The full code is available in my github repository at https://github.com/mlpeck/vrot_stanmodels.

This model turned out to have very nice sampling properties using Stan’s version of NUTS, and convergence is fast enough in terms of both number of iterations and walltime to make it easily feasible to model a large sample.

Since I’ve been using this as a running example here are posterior circular and expansion velocity estimates for plateifu 8942-12702 (mangaid 1-218280):

gp_rot_exp_8942-12702
Circular and Expansion velocities, mangaid 1-218280 estimated by GP model with atan mean function

These curves are shaped just slightly differently from the ones I posted in July, but the confidence bounds are somewhat tighter. Whether this is actually due to better inference remains to be seen.

Second topic: SDSS Data release 15 went public in December as promised. I haven’t had time to dig into it much, but I did rerun the query I used to get a sample of high confidence disk galaxies based on GZ2 classifications. Run in the DR15 context that query got 588 hits, an increase of 229 from DR14 and still about 13% of the entire MaNGA galaxy sample excluding ancillary targets that aren’t also part of the main samples.

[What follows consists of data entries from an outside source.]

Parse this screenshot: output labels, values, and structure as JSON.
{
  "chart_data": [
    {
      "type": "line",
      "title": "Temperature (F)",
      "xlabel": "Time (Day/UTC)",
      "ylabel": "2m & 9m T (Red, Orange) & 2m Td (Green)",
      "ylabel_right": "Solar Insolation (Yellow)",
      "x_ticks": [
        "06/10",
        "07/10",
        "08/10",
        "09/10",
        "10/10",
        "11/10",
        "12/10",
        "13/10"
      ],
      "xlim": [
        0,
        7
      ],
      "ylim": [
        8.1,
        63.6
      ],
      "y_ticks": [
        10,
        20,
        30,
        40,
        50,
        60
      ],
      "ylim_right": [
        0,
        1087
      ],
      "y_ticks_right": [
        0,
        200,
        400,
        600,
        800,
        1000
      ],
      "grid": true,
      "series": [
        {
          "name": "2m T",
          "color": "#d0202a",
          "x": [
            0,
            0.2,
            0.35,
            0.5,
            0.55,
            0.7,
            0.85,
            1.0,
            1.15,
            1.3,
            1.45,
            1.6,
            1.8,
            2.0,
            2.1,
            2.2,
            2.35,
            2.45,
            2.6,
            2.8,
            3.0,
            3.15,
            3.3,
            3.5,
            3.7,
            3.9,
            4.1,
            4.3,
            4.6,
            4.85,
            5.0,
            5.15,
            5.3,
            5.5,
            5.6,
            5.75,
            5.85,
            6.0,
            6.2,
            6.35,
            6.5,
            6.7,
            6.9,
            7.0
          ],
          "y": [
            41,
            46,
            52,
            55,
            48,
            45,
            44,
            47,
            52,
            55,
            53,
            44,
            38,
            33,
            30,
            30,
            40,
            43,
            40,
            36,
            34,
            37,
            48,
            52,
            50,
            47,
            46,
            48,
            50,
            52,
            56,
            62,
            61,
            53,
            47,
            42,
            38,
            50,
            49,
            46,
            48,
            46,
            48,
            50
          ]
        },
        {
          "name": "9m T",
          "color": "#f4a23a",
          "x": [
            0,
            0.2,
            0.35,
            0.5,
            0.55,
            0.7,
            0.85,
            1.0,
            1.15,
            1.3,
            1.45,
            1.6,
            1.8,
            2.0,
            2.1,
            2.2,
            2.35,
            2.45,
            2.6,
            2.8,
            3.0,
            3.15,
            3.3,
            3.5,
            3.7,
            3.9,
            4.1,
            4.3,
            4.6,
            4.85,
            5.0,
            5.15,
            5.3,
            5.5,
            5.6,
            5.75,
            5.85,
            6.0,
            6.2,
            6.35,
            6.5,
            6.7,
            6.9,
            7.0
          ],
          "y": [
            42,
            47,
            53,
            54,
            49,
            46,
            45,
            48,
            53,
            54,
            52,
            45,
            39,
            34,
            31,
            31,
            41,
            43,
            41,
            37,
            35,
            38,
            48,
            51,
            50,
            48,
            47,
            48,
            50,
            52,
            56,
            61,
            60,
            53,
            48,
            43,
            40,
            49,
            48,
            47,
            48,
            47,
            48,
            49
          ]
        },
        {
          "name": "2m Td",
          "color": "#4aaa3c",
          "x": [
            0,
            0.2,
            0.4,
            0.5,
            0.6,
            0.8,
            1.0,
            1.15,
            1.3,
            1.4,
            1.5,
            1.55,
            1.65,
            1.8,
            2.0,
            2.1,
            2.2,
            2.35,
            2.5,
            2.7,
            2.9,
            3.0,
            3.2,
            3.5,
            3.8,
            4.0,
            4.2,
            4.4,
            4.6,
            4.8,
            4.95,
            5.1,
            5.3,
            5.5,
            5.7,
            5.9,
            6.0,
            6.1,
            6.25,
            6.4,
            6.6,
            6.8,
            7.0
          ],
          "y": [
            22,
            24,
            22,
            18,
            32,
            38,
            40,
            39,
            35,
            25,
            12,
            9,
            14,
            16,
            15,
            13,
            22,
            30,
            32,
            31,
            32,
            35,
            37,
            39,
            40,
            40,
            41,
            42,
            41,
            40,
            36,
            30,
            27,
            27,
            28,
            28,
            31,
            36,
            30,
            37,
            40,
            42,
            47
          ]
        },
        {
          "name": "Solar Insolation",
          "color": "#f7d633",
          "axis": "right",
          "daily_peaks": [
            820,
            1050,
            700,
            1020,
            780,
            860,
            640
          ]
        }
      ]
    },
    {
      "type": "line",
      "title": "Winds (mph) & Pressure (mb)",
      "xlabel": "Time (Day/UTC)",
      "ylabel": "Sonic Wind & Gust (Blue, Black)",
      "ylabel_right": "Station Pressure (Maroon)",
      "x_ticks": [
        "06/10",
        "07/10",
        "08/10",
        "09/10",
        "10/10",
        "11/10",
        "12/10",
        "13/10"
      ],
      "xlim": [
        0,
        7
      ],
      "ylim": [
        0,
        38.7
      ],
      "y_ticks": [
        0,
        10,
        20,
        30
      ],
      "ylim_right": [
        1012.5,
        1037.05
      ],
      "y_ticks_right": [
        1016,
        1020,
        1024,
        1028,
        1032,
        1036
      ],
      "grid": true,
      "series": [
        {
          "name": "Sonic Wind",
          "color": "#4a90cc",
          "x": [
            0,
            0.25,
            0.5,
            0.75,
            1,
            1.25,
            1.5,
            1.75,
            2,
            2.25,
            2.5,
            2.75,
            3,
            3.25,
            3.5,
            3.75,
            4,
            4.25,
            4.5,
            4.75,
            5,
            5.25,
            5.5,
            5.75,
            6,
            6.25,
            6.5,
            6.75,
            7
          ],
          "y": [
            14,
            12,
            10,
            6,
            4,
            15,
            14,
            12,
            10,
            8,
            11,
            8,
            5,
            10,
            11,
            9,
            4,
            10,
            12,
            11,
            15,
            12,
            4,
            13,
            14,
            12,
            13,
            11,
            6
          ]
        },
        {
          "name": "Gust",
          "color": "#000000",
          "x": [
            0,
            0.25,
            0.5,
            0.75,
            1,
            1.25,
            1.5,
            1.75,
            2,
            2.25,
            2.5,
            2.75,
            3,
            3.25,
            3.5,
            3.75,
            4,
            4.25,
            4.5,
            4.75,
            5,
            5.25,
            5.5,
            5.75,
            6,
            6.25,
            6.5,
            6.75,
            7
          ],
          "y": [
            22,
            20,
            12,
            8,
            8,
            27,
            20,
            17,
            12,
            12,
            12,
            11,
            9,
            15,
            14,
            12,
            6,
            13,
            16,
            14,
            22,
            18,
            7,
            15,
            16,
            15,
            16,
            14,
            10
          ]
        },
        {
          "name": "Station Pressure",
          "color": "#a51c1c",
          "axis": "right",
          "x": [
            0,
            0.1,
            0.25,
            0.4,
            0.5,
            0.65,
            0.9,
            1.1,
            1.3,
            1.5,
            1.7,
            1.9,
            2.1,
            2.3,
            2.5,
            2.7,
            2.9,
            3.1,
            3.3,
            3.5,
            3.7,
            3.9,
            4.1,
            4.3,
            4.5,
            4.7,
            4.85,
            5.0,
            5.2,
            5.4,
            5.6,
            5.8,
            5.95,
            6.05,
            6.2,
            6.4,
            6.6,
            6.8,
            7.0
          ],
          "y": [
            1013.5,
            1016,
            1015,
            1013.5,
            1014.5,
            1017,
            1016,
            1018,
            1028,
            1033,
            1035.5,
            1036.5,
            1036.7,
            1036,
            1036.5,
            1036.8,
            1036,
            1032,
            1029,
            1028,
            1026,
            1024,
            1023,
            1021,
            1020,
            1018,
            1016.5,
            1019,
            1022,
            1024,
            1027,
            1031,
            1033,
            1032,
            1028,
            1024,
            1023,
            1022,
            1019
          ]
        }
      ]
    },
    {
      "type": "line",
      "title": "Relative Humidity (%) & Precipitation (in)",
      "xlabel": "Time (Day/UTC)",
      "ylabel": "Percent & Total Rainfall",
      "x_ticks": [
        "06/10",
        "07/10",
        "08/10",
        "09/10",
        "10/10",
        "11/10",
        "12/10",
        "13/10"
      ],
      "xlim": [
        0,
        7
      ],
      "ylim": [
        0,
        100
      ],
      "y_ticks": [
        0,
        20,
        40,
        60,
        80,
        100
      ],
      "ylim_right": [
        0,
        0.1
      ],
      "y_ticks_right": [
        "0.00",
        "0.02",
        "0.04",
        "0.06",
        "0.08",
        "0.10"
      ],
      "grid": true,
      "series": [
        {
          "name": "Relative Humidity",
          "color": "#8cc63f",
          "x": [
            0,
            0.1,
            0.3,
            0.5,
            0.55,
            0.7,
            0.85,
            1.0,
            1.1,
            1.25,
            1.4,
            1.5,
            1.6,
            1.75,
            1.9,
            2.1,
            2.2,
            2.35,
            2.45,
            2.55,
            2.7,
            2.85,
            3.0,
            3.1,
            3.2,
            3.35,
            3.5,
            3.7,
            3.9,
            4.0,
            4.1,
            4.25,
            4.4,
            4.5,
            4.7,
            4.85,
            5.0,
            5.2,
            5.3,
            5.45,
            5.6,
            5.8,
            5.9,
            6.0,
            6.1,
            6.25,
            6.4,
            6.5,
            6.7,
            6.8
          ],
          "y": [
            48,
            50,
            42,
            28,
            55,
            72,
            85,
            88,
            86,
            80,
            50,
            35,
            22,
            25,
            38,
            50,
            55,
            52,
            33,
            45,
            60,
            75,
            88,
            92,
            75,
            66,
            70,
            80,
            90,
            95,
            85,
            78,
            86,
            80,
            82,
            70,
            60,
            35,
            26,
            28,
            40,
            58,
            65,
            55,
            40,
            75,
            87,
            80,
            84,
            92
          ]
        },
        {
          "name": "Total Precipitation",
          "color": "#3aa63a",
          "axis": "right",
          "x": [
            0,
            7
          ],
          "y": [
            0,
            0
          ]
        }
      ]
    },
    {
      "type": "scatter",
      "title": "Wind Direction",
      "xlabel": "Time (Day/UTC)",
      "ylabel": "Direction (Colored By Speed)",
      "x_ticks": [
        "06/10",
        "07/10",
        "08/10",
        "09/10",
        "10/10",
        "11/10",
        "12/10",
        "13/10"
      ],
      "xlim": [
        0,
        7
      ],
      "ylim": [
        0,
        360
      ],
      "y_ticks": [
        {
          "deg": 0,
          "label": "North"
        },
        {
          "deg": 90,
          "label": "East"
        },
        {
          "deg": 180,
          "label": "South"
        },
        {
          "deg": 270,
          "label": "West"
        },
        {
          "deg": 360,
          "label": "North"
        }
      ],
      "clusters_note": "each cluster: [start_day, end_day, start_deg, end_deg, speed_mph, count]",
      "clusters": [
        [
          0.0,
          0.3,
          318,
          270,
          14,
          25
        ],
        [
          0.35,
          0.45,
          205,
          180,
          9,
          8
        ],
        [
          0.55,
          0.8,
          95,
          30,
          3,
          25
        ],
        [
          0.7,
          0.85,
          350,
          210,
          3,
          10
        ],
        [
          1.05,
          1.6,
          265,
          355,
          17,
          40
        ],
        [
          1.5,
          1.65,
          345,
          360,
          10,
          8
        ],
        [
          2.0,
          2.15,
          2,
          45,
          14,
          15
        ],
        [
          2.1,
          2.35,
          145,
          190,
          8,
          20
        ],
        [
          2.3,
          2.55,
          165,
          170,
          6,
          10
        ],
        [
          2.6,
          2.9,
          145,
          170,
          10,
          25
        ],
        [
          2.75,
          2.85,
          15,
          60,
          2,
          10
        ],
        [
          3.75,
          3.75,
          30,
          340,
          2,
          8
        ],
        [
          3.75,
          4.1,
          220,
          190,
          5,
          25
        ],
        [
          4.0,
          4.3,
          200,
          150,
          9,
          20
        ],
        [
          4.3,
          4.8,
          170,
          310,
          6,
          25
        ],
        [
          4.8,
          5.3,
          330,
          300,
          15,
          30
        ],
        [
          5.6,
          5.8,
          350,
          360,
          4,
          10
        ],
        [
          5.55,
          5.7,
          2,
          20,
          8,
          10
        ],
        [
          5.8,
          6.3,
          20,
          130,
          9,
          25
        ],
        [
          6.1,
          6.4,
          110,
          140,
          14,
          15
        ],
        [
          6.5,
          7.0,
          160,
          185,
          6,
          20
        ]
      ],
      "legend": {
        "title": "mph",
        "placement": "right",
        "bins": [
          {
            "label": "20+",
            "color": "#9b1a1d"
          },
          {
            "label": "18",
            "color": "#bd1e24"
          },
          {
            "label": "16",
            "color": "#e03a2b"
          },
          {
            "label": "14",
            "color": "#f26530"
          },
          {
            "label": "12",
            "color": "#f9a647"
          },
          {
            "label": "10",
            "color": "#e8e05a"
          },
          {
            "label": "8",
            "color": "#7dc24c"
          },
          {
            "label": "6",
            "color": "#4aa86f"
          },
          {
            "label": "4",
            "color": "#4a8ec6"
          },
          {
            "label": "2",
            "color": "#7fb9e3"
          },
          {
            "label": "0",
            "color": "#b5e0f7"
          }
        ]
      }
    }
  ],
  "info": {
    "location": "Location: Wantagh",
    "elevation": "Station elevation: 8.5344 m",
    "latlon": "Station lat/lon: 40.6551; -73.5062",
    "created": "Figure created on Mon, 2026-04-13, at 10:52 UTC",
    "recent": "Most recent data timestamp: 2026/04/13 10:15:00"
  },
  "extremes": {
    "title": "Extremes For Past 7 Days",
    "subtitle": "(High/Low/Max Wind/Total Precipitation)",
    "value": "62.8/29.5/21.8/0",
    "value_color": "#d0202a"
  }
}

I downloaded the RSS files and have done a first pass at rotation curve modeling of the 229 new galaxies. Unfortunately I won’t have time to actually analyze what I have until, most likely, March. To conclude for now here is the kinematically most interesting example I saw from the new to DR15 sample. GZ2 classifiers called this a normal disk galaxy by a large majority


SDSS J114526.10+495244.5
legacy survey cutout

and were about evenly divided on whether it has a bar. And here is its velocity field measured from the stacked RSS file on the left, with the modeled velocity field on the right. The left graph is interpolated to the same resolution as the data cubes.

vf_8989-9101
Interpolated velocity field and GP based model, mangaid 1-174947 (plateifu 8989-9101)

This is an incomplete map because of the signal/noise threshold I set, but it’s apparent that the outer disk is counter-rotating relative to the inner disk. This is confirmed for the stellar velocity field in the SDSS DAP, while the ionized gas rotates in the same sense as the outer disk throughout. Keep in mind that I measure blended velocities that in any given case could be dominated either by stellar light or ionized gas — in this galaxy the emission lines are very weak, so I measured the stellar velocity field. The GP based model does a good job of fitting the data, but the rotation curve isn’t exactly the standard shape:

vrot_vexp_8989-9101
Modeled circular and expansion velocity

One thing this demonstrates is the versatility of the gaussian process model with a simple mean function (even if it’s wrong).